As with most similar questions, I would implement your particular case and measure it using a selection of applicable tools.
You may find that other factors skew your figures e.g. speed to open/read file etc. and so a technology recommendation would be worthless.
I'd bet, if it's really a simple case (no real regular expression involved), C would win (memchr() and friends), otherwise TCL would be a strong contender, followed by Perl (latter requires good crafting skills for regular expression design).
Addendum: reading your description again (and the accompanying link), I'd say you should test some tools and compare the results. Can you provide an input file for us (somewhere) and specify the exact problem based on that file?
Addendum 2 (for Feynman): I saved this site (~44KB, 'sof.dat') and performed a repeated search test (as you proposed: "site design /") in Perl. This is the code used:
...
use Benchmark qw' timeit timestr ';
{
open my $fh, '<', 'sof.dat' or die $!;
undef $/;
our $data = <$fh>;
close $fh;
my $count = 100000;
my $t = timeit($count, ' $data =~ m|site design /| ? 1 : 0 ' );
print "$count loops of code took:", timestr($t),"\n";
}
...
With my setup (2,4GHz E6600, Win7, Activeperl), the following timings came out:
100000 loops of code took: 1 wallclock secs ( 1.36 usr + 0.00 sys = 1.36 CPU) @ 73746.31/s (n=100000)
which means, I can find this text in this page about 74 thousand times per second.
If I include the full file processing:
use Benchmark qw' timeit timestr ';
{
my $count = 10000;
my $t = timeit($count, q{
open my $fh, '<', 'sof.dat' or die $!;
undef $/;
our $data = <$fh>;
close $fh;
$data =~ m|site design /| ? 1 : 0
} );
print "$count loops of code took:", timestr($t),"\n";
}
we'll get only:
10000 loops of code took: 3 wallclock secs ( 1.70 usr + 1.51 sys = 3.21 CPU) @ 3110.42/s (n=10000)
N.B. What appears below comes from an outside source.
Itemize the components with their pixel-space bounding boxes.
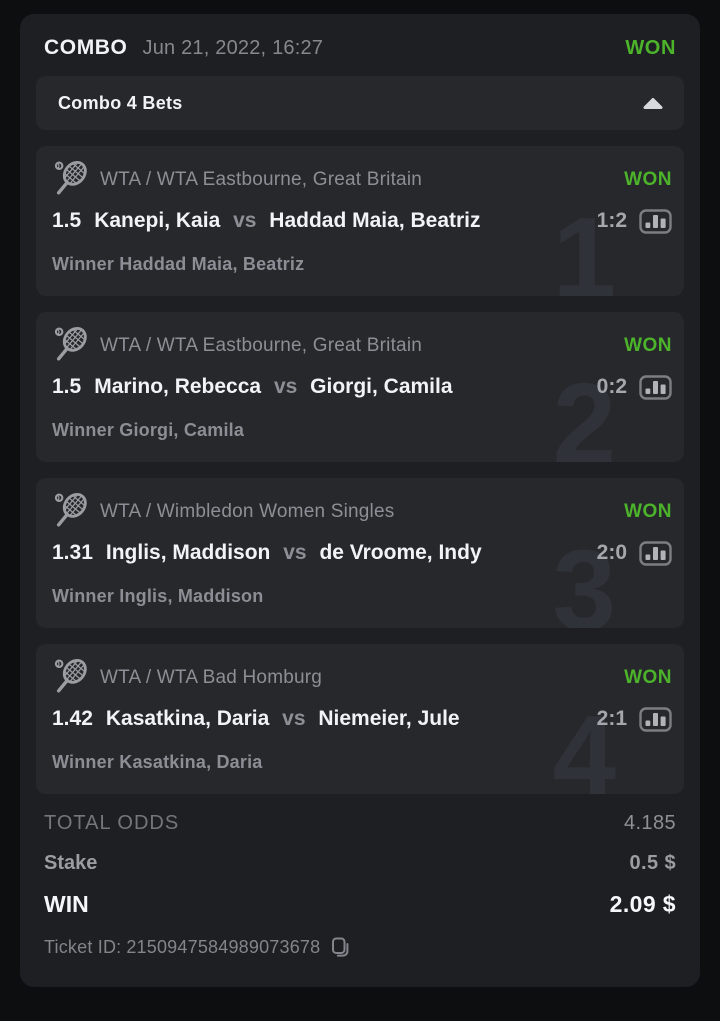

about 3 thousand search/find passes per second.
Regards
rbo
Most of the time you will be reading the string from the disk, or even worse, reading it from network, and that is already orders of magnitude slower than any sane way of searching you choose. Having said that, if your string is already in memory, and you know your search term up front, regular expressions (real FSM-based ones, not Perl's) are guaranteed to work in time linear to the input size -- so anything faster is only going to be faster by a constant factor. There is a fast regular expression engine library called re2.
If you're looking for a fixed string, you probably want to search for it using something like Boyer-Moore or Boyer-Moore-Horspool (for the latter, I'd recommend Ray Gardner's implementation). Note that B-M and B-M-H are both sublinear. Regular expressions, by contrast, are linear at best1, and many implementations (those that use backtracking) are quadratic.
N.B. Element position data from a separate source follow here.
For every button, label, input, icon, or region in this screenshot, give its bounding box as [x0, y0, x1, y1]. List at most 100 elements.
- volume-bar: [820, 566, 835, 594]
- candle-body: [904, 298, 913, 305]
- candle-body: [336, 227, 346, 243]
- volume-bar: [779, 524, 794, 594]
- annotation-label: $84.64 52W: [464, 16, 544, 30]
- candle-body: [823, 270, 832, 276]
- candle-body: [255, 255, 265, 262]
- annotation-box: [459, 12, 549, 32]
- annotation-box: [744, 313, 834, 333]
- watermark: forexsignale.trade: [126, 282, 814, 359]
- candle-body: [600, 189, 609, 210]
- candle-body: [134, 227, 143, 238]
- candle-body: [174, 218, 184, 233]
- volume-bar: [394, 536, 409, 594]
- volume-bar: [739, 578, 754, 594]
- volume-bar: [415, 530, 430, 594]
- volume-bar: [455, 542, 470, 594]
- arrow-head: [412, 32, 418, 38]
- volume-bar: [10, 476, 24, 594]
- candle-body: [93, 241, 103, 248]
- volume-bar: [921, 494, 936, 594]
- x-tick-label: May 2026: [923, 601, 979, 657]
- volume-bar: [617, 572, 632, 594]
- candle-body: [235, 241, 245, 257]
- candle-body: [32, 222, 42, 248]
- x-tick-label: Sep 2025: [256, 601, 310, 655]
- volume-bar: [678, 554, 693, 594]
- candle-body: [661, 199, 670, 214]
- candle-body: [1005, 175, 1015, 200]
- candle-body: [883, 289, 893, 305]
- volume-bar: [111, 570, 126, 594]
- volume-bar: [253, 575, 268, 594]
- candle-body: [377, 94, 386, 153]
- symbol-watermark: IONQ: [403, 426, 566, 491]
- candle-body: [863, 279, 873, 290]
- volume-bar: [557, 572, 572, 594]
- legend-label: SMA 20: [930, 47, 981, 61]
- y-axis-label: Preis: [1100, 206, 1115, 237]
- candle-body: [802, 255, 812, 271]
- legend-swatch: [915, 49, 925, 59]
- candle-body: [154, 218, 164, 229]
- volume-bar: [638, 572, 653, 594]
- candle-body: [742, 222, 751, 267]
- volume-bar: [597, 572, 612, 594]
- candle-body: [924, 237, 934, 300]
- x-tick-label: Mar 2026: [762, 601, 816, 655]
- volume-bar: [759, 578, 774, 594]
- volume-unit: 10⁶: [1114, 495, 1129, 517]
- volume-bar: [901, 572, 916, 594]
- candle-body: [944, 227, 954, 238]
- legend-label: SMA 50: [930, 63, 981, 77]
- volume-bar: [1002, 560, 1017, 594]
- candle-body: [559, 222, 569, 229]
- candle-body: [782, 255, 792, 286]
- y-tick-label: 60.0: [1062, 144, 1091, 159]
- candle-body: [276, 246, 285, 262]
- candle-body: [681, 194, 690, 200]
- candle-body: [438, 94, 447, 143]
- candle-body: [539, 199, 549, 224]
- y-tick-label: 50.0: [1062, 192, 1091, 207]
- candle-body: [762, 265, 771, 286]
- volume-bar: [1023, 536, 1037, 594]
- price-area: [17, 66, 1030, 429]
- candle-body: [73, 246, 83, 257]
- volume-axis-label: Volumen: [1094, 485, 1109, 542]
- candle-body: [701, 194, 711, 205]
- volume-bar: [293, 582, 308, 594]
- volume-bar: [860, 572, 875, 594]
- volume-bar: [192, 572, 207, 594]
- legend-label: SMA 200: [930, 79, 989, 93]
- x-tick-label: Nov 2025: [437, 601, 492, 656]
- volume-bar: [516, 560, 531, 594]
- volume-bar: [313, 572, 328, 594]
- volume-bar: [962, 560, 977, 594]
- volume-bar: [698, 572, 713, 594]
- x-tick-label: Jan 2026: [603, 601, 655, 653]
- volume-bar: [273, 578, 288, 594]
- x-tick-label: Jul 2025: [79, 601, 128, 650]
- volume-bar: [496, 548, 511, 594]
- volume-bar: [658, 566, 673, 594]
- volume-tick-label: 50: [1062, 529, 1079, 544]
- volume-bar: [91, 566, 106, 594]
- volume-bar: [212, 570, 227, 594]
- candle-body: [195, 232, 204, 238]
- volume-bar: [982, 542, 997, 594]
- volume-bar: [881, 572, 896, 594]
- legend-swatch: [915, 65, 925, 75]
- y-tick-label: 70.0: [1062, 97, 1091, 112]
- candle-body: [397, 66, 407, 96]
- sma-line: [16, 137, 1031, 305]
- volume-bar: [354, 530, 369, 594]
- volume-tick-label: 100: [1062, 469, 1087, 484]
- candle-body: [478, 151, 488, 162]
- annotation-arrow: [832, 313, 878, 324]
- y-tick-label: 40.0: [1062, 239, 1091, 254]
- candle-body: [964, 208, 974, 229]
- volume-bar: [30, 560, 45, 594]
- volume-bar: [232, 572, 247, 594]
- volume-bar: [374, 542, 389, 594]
The next step is to ensure you're reading the data into memory as quickly as possible. In reality, this is typically going to be the bottleneck. Unfortunately, to deal well with the bottleneck, you typically have to use some non-portable code. Under Linux, mmap
tends to be about your best bet, while under Windows you're usually better off reading large chunks at a time, and invoking CreateFile
with the FILE_FLAG_NO_BUFFERING
flag. It's also worth using I/O completion ports (IOCP) to carry out the reading, so you can carry out the searching and the reading in parallel.
1In theory it would be possible to write an RE engine that did sublinear searching for the right kinds of patterns -- but if there's any that actually does, I'm not aware of it.